Introduction
Liver cancer is the fourth most common cause of cancer-related deaths worldwide. Hepatocellular carcinoma (HCC) accounts for over 80% of all liver cancers and is one of the most prevalent malignancies. Chronic hepatitis B or C is the primary cause of HCC, representing 80% of all HCC cases globally. The main treatment options for HCC include local ablation, surgical resection, or liver transplantation (LT). LT is considered the best option for radical treatment of early-stage HCC, but about 20-30% of patients experience recurrence after LT. MVI is one of the critical histological features for HCC prognosis, referring to the microscopic invasion of tumor cells into vascular endothelial cells, including the microvessels of the portal vein, hepatic artery, and lymphatic vessels. MVI has been shown to be an independent predictor of HCC recurrence. Therefore, assessing MVI before LT in HCC patients is crucial for selecting treatment options and predicting treatment efficacy. But MVI is primarily detected through immunohistochemistry and pathological analysis of postoperative tissue samples, which is invasive and limited. Moreover, HCC lesions are biologically heterogeneous. In recent years, many reports have assessed MVI preoperatively by extracting image features. PET/CT with 18F-labeled fluorodeoxyglucose (18F-FDG) as a tracer is a noninvasive method for detecting malignant tumors based on the Warburg effect and aids in assessing the histological features of tumors. 18F-FDG PET/CT has been found useful in evaluating MVI and disease-free survival (DFS) in patients with early HCC. However, the correlation between metabolic parameters of 18F-FDG PET/CT and MVI remains unknown.
Methods and Materials
Patient Selection : 162 patients with HCC were selected, of which 124 patients met the inclusion criteria as follows: Patients had to undergo 18F-FDG PET/CT before liver transplantation. Histopathological confirmation of HCC from surgical specimens was required. PET/CT images had to be clear, and clinical data had to be complete. Exclusion criteria were as follows: 18F-FDG PET/CT examination after LT; another malignancy in addition to HCC; incomplete case documentation. Clinical characteristics and pathological results of patients (including gender, age, tumor size, tumor number, tumor differentiation, T stage, and MVI grade, etc.) were retrospectively collected. This study was approved by the institutional review board, and the requirement for informed consent was waived (KY2022011).
Instruments: A GE Discovery PET/CT 710 scanner was used for imaging with specific CT scan parameters set.
Image Acquisition and Reconstruction: Imaging was performed within 60 minutes after injecting 18F-FDG, and PET images were reconstructed using an iterative algorithm.

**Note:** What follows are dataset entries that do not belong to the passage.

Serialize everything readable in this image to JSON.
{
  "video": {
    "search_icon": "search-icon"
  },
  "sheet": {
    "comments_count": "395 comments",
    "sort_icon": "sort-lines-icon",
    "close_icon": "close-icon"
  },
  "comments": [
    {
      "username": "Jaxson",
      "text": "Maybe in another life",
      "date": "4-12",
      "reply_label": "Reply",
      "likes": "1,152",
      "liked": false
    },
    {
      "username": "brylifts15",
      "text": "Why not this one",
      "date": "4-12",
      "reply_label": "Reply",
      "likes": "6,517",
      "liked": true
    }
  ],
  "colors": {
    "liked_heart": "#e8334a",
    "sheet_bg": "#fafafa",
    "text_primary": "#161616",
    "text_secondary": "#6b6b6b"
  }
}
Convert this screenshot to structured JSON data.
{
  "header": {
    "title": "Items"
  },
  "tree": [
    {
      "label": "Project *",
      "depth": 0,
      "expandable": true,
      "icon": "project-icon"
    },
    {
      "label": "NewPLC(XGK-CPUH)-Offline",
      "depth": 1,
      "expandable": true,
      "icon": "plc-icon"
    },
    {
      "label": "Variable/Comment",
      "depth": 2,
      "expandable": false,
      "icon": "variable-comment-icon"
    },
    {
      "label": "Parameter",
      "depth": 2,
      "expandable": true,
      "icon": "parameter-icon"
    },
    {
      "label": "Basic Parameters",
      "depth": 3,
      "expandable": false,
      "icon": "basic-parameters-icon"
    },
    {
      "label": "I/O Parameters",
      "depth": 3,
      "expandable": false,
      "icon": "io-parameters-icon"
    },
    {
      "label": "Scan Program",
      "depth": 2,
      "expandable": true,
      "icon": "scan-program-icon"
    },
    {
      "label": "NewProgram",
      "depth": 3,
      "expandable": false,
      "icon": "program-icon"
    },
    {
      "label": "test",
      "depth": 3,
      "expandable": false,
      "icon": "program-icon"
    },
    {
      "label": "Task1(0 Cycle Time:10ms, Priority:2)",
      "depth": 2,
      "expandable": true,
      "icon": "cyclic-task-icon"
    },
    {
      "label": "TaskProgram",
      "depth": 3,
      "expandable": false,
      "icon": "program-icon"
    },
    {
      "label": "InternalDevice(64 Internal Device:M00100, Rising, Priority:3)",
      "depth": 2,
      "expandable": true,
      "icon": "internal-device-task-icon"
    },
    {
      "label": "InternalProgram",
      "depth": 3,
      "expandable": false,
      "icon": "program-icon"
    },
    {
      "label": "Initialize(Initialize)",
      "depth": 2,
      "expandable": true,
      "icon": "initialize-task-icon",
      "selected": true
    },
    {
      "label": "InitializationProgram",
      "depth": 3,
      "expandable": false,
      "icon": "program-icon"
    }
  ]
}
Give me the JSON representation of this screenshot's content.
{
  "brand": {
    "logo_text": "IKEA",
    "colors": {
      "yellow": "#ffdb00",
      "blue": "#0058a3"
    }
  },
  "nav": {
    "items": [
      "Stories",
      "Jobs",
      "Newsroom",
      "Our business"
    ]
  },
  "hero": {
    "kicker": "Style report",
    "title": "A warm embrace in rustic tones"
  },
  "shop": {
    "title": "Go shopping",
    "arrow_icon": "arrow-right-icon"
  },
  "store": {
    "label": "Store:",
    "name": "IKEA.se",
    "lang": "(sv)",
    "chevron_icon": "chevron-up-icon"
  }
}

Image Analysis: Two senior physicians reviewed and diagnosed the 18F-FDG PET/CT images, and 3D reconstructions were used to obtain metabolic parameters.

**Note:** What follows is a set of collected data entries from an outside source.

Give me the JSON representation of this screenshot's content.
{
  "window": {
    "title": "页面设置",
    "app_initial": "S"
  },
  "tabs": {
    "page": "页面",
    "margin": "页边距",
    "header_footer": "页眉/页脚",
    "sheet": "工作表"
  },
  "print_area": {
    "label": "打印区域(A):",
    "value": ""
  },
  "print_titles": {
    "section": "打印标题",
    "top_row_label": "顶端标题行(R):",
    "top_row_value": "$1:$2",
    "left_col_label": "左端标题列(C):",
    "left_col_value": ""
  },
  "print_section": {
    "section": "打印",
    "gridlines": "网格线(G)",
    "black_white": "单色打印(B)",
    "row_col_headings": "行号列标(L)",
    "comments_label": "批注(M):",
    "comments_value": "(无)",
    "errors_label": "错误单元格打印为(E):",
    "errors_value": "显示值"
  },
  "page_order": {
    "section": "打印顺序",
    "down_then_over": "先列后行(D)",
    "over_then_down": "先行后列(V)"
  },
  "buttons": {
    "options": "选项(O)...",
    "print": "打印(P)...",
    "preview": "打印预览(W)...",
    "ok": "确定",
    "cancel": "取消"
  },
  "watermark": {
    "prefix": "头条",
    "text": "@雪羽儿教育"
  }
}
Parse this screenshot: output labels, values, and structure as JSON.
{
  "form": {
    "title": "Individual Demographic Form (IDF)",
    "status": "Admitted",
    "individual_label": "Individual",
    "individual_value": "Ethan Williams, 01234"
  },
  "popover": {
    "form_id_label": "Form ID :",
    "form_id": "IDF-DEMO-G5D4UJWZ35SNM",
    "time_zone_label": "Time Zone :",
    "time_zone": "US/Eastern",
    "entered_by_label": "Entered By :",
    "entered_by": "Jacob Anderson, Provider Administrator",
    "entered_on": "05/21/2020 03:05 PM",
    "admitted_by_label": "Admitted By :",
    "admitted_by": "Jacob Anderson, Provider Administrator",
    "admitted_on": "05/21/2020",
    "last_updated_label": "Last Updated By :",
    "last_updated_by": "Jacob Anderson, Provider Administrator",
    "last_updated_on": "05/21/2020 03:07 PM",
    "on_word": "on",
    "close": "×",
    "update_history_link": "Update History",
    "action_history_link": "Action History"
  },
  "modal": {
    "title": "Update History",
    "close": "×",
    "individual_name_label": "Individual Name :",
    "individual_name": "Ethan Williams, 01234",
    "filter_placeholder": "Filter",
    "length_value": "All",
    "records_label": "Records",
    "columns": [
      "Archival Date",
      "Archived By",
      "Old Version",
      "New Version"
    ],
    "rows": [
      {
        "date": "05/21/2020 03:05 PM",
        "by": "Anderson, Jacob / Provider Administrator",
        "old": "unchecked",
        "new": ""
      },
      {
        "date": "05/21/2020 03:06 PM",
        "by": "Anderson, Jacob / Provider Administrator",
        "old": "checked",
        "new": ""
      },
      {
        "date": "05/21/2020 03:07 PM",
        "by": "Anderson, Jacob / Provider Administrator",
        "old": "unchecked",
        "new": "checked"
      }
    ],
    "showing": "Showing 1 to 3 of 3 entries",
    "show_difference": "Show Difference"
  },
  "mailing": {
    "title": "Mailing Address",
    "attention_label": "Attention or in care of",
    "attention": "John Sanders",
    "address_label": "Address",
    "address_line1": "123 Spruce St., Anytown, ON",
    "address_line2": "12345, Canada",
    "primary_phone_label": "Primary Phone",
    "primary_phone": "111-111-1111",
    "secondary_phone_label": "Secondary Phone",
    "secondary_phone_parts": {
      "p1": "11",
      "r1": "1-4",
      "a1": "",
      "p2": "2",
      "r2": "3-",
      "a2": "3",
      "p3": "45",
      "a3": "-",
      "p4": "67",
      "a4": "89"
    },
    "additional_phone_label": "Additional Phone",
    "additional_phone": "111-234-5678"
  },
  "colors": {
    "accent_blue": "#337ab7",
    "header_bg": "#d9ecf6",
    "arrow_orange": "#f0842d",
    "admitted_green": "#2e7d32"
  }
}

MVI Evaluation: Liver cancer tissue specimens were processed and evaluated for microvascular invasion (MVI) by experienced pathologists.
Statistical Analysis: SPSS 22 software was utilized for statistical analysis, including correlations, multivariate logistic regression, and ROC curve analysis to determine diagnostic cutoff values, AUC, sensitivity, and specificity for MVI predictors.